If you are new to analyzing large data sets, specifically those with many variables, you may have never heard of the Curse of Dimensionality. I know the first time I heard the term, I was wondering how they were going to bring this low-budget horror film topic into a discussion on predictive analytics. I now have a better understanding of the Curse of Dimensionality and the difficulties that arise when trying to analyze data that has hundreds if not thousands of predictors. While it may feel like you are in a horror film when dealing with some of these data sets, it doesn't have to be a film with a bad ending. A better understanding about the term is often the first step in working with this type of data. Hopefully this blog post will help give you a bit of insight into the Curse of Dimensionality.
Richard Bellman is usually credited with first using the term Curse of Dimensionality in his work with dynamic optimization in the late 1950s and early 1960s.
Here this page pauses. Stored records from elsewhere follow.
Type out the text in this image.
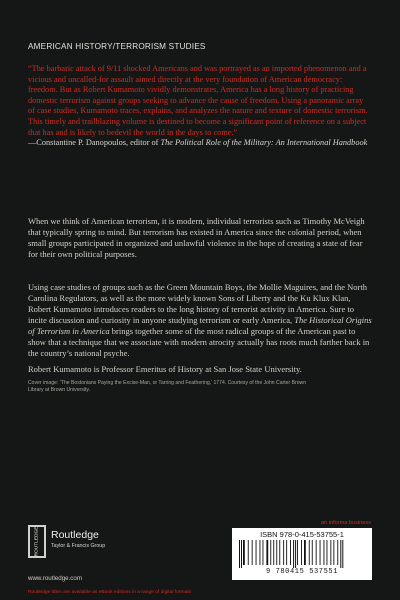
AMERICAN HISTORY/TERRORISM STUDIES
“The barbaric attack of 9/11 shocked Americans and was portrayed as an imported phenomenon and a vicious and uncalled-for assault aimed directly at the very foundation of American democracy: freedom. But as Robert Kumamoto vividly demonstrates, America has a long history of practicing domestic terrorism against groups seeking to advance the cause of freedom. Using a panoramic array of case studies, Kumamoto traces, explains, and analyzes the nature and texture of domestic terrorism. This timely and trailblazing volume is destined to become a significant point of reference on a subject that has and is likely to bedevil the world in the days to come.”
—Constantine P. Danopoulos, editor of The Political Role of the Military: An International Handbook
When we think of American terrorism, it is modern, individual terrorists such as Timothy McVeigh that typically spring to mind. But terrorism has existed in America since the colonial period, when small groups participated in organized and unlawful violence in the hope of creating a state of fear for their own political purposes.
Using case studies of groups such as the Green Mountain Boys, the Mollie Maguires, and the North Carolina Regulators, as well as the more widely known Sons of Liberty and the Ku Klux Klan, Robert Kumamoto introduces readers to the long history of terrorist activity in America. Sure to incite discussion and curiosity in anyone studying terrorism or early America, The Historical Origins of Terrorism in America brings together some of the most radical groups of the American past to show that a technique that we associate with modern atrocity actually has roots much farther back in the country’s national psyche.
Robert Kumamoto is Professor Emeritus of History at San Jose State University.
Cover image: ‘The Bostonians Paying the Excise-Man, or Tarring and Feathering,’ 1774. Courtesy of the John Carter Brown Library at Brown University.
ROUTLEDGE Routledge
Taylor & Francis Group
www.routledge.com
Routledge titles are available as eBook editions in a range of digital formats
an informa business
ISBN 978-0-415-53755-1
9 780415 537551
If you break the term into its two components, Dimensionality refers to the number of dimensions or predictors in a data set. The Curse refers to the difficulties that arise in analysis when the number of predictors increases. The Curse of Dimensionality is the exponentially increasing difficulty you encounter in finding any discernible patterns or global optima for the parameter space to fit models as the number of predictors in the data space increases.
It's hard to visualize what this means, but I read an example once that really helped me grasp conceptually the meaning of the Curse of Dimensionality. Imagine a single line 100 yards long, about the length of an American football field. This is a single dimension. Now imagine dropping a coin somewhere along this line and trying to find the coin by walking along the line. Yeah, that doesn't sound too hard.
Now imagine adding another dimension, another line of 100 yards, so that now instead of searching a single line, you are searching the area of a square 100 yards by 100 yards. Trying to find a coin dropped somewhere inside that square would be a considerably more difficult task.
Now add another dimension, so that instead of a 100 yard square you have a 100 yard cube. If a coin were to be dropped somewhere inside that cube, you may be in there for weeks before finding that coin!
This is a great visual example of the curse of dimensionality. As you add predictors, the volume of the space becomes so large that it is increasingly difficult to discern any meaning from the data.
There are many techniques to deal with this Curse. You can use feature selection to search through the available predictors to find those that are most important in predicting the variables of interest. You can use Principal Components Analysis to reduce the dimensionality in the data. There are many more, and these are really beyond the scope of this blog. I really just want to give you a better idea about what is meant by the term Curse of Dimensionality. I do want you to know, just because you may be facing the Curse of Dimensionality, it doesn't mean that you will not be able to organize and analyze the data to get the meaning you need from the analysis. You just need the appropriate tools and techniques.